Ghan Edhor hatte tatsächlich Teile seiner Notizen in diesem Büchlein verarbeitet. Die erste Überschrift lautete ›Grinsegeist‹ und darunter war geschrieben, dass er seinen Opfern ein Grinsen ins Gesicht ritzte. Neu war eine ungefähre Körpergröße von ungefähr fünf Fuß und sechs bis sieben Zoll und die Tatsache, dass er anscheinend blaue Augen hatte. Mehr war hinter den schwarzen Stoffbahnen auch wirklich nicht zu sehen gewesen. Ein Bild gab es nicht.

Auf der zweiten Seite ging es um jemanden namens ›Steinherz‹. Offenbar war es eine Frau, die mit einem Breitschwert kämpfte. Diejenige, die Rin Raelin im Waldlager verletzt hatte. Im selben Moment erinnerte Rin Verran sich daran, dass Yodha behauptet hatte, ›eine gute Freundin‹ von ihm hätte in Muwam den Pfeil mit der Nachricht abgeschossen. Und auch, dass sie bei Ghan Kedrons Ermordung dabei gewesen war. Kurz ging er in Kopf die Gestalten durch, die er damals gesehen hatte. War Steinherz diese Frau?

Er tippte nachdenklich mit dem Finger auf die Seite. »Sie war vielleicht diejenige, die mir in Muwam den Pfeil mit der Nachricht zugeschossen hat.
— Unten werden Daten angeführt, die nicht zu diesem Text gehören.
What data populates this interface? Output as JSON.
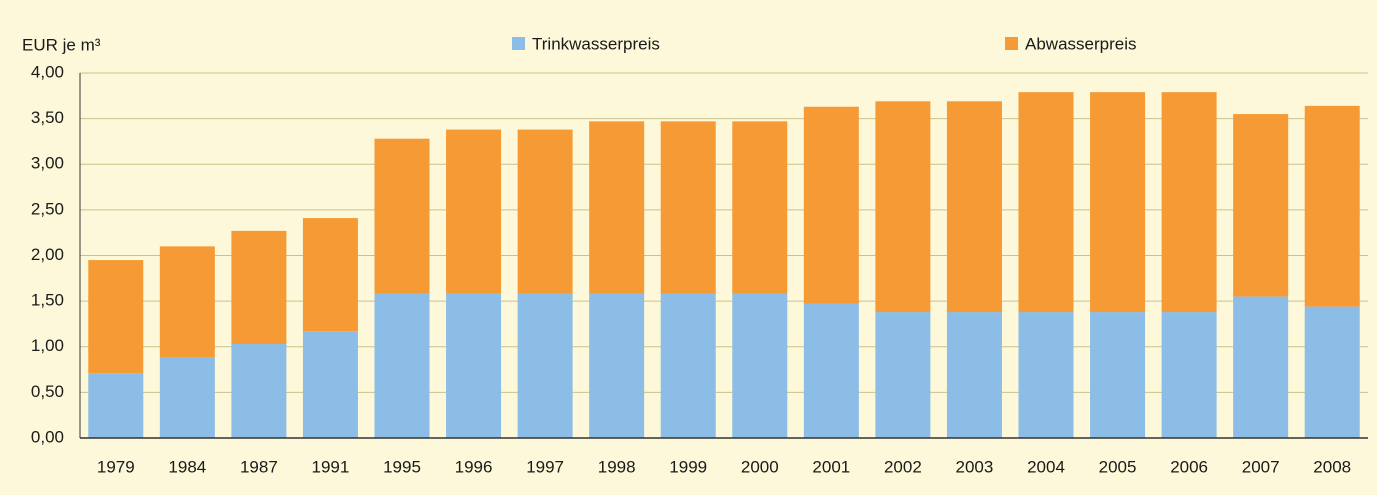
{
  "chart_data": {
    "type": "stacked_bar",
    "y_axis_label": "EUR je m³",
    "categories": [
      "1979",
      "1984",
      "1987",
      "1991",
      "1995",
      "1996",
      "1997",
      "1998",
      "1999",
      "2000",
      "2001",
      "2002",
      "2003",
      "2004",
      "2005",
      "2006",
      "2007",
      "2008"
    ],
    "series": [
      {
        "name": "Trinkwasserpreis",
        "color": "#8bbde6",
        "values": [
          0.71,
          0.88,
          1.03,
          1.17,
          1.58,
          1.58,
          1.58,
          1.58,
          1.58,
          1.58,
          1.47,
          1.38,
          1.38,
          1.38,
          1.38,
          1.38,
          1.55,
          1.44
        ]
      },
      {
        "name": "Abwasserpreis",
        "color": "#f59a35",
        "values": [
          1.24,
          1.22,
          1.24,
          1.24,
          1.7,
          1.8,
          1.8,
          1.89,
          1.89,
          1.89,
          2.16,
          2.31,
          2.31,
          2.41,
          2.41,
          2.41,
          2.0,
          2.2
        ]
      }
    ],
    "ylim": [
      0,
      4
    ],
    "yticks": [
      {
        "value": 0,
        "label": "0,00"
      },
      {
        "value": 0.5,
        "label": "0,50"
      },
      {
        "value": 1,
        "label": "1,00"
      },
      {
        "value": 1.5,
        "label": "1,50"
      },
      {
        "value": 2,
        "label": "2,00"
      },
      {
        "value": 2.5,
        "label": "2,50"
      },
      {
        "value": 3,
        "label": "3,00"
      },
      {
        "value": 3.5,
        "label": "3,50"
      },
      {
        "value": 4,
        "label": "4,00"
      }
    ],
    "grid": true
  }
}
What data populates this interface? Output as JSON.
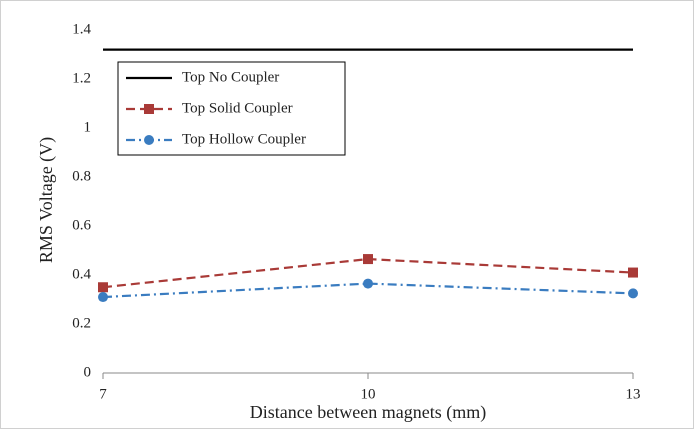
{
  "chart_data": {
    "type": "line",
    "x_label": "Distance between magnets (mm)",
    "y_label": "RMS Voltage (V)",
    "x": [
      7,
      10,
      13
    ],
    "xlim": [
      7,
      13
    ],
    "xticks": [
      7,
      10,
      13
    ],
    "ylim": [
      0,
      1.4
    ],
    "yticks": [
      0,
      0.2,
      0.4,
      0.6,
      0.8,
      1,
      1.2,
      1.4
    ],
    "legend": "upper-left",
    "series": [
      {
        "name": "Top No Coupler",
        "color": "#000000",
        "dash": "solid",
        "marker": "none",
        "values": [
          1.32,
          1.32,
          1.32
        ]
      },
      {
        "name": "Top Solid Coupler",
        "color": "#a93a37",
        "dash": "dashed",
        "marker": "square",
        "values": [
          0.35,
          0.465,
          0.41
        ]
      },
      {
        "name": "Top Hollow Coupler",
        "color": "#3a7cc0",
        "dash": "dash-dot",
        "marker": "circle",
        "values": [
          0.31,
          0.365,
          0.325
        ]
      }
    ]
  }
}
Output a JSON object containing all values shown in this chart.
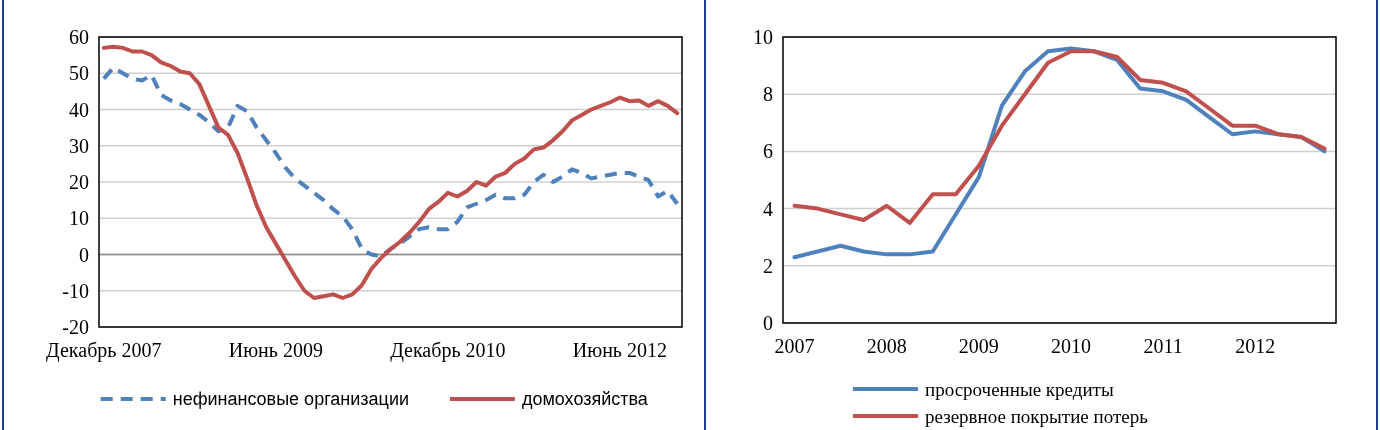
{
  "chart_data": [
    {
      "type": "line",
      "categories": [
        "Декабрь 2007",
        null,
        null,
        null,
        null,
        null,
        null,
        null,
        null,
        null,
        null,
        null,
        null,
        null,
        null,
        null,
        null,
        null,
        "Июнь 2009",
        null,
        null,
        null,
        null,
        null,
        null,
        null,
        null,
        null,
        null,
        null,
        null,
        null,
        null,
        null,
        null,
        null,
        "Декабрь 2010",
        null,
        null,
        null,
        null,
        null,
        null,
        null,
        null,
        null,
        null,
        null,
        null,
        null,
        null,
        null,
        null,
        null,
        "Июнь 2012",
        null,
        null,
        null,
        null,
        null,
        null
      ],
      "series": [
        {
          "name": "нефинансовые организации",
          "color": "#4f81bd",
          "line_style": "dashed",
          "values": [
            48.5,
            51.5,
            50,
            48.5,
            48,
            49.5,
            44,
            42.5,
            41.5,
            40,
            38.5,
            36.5,
            34,
            35,
            41,
            39.5,
            35,
            31.5,
            28,
            24,
            21,
            19,
            17,
            15,
            12.5,
            10.5,
            7,
            1.5,
            0,
            -0.5,
            1.5,
            3,
            5,
            7,
            7.5,
            7,
            7,
            9,
            13,
            14,
            15,
            16.5,
            15.5,
            15.5,
            16.5,
            20,
            22,
            20,
            21.5,
            23.5,
            22.5,
            21,
            21.5,
            22,
            22.5,
            22.5,
            21.5,
            20.5,
            16,
            17.5,
            14
          ]
        },
        {
          "name": "домохозяйства",
          "color": "#c0504d",
          "line_style": "solid",
          "values": [
            57,
            57.3,
            57,
            56,
            56,
            55,
            53,
            52,
            50.5,
            50,
            47,
            41,
            35,
            33,
            28,
            21,
            13.5,
            7.5,
            3,
            -1.5,
            -6,
            -10,
            -12,
            -11.5,
            -11,
            -12,
            -11,
            -8.5,
            -4,
            -1,
            1.5,
            3.5,
            6,
            9,
            12.5,
            14.5,
            17,
            16,
            17.5,
            20,
            19,
            21.5,
            22.5,
            25,
            26.5,
            29,
            29.5,
            31.5,
            34,
            37,
            38.5,
            40,
            41,
            42,
            43.3,
            42.3,
            42.5,
            41,
            42.3,
            41,
            39
          ]
        }
      ],
      "ylim": [
        -20,
        60
      ],
      "yticks": [
        -20,
        -10,
        0,
        10,
        20,
        30,
        40,
        50,
        60
      ],
      "grid": "y",
      "legend": "bottom"
    },
    {
      "type": "line",
      "categories": [
        "2007",
        null,
        null,
        null,
        "2008",
        null,
        null,
        null,
        "2009",
        null,
        null,
        null,
        "2010",
        null,
        null,
        null,
        "2011",
        null,
        null,
        null,
        "2012",
        null,
        null,
        null
      ],
      "series": [
        {
          "name": "просроченные кредиты",
          "color": "#4f81bd",
          "line_style": "solid",
          "values": [
            2.3,
            2.5,
            2.7,
            2.5,
            2.4,
            2.4,
            2.5,
            3.8,
            5.1,
            7.6,
            8.8,
            9.5,
            9.6,
            9.5,
            9.2,
            8.2,
            8.1,
            7.8,
            7.2,
            6.6,
            6.7,
            6.6,
            6.5,
            6.0
          ]
        },
        {
          "name": "резервное покрытие потерь",
          "color": "#c0504d",
          "line_style": "solid",
          "values": [
            4.1,
            4.0,
            3.8,
            3.6,
            4.1,
            3.5,
            4.5,
            4.5,
            5.5,
            6.9,
            8.0,
            9.1,
            9.5,
            9.5,
            9.3,
            8.5,
            8.4,
            8.1,
            7.5,
            6.9,
            6.9,
            6.6,
            6.5,
            6.1
          ]
        }
      ],
      "ylim": [
        0,
        10
      ],
      "yticks": [
        0,
        2,
        4,
        6,
        8,
        10
      ],
      "grid": "y",
      "legend": "bottom"
    }
  ]
}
Yodha hat eine gewisse ›gute Freundin‹ von ihm erwähnt.« Den Tod von Ghan Kedron vor dessen Sohn zu erwähnen, wagte er nicht, weswegen er diese Information wegließ.

Ghan Edhor hob überrascht die Augenbrauen. »Du bist ihm nochmal begegnet?«

»Ja«, gab er zu. »Direkt nach dem Attentat auf Ghan Minue. Ich bin ihm gefolgt, aber dann hat er mich selbst gefunden.«

»Und was wollte er?«

»Dass ich mich den Drachenklauen anschließe, um mich mit ihnen für die Mehn-Gilde zu rächen. Ich hatte recht mit meiner Vermutung.«

»Und du hast so lange geschwiegen, weil...?«

»Tut mir leid«, sagte er zerknirscht. »Es sind so viele Sachen auf einmal passiert. Ich habe es einfach vergessen.«

Ghan Edhor nickte, bevor er ihm die Broschüre aus den Händen nahm, weiter nach hinten blätterte und ruckartig eine Seite herausriss. Dann zerknüllte er sie und warf sie ins Kaminfeuer. »Damit ist also geklärt, dass der Bogenschütze kein Mann, sondern eine Frau ist und zwar vermutlich Steinherz.«

Er reichte Rin Verran das Büchlein zurück.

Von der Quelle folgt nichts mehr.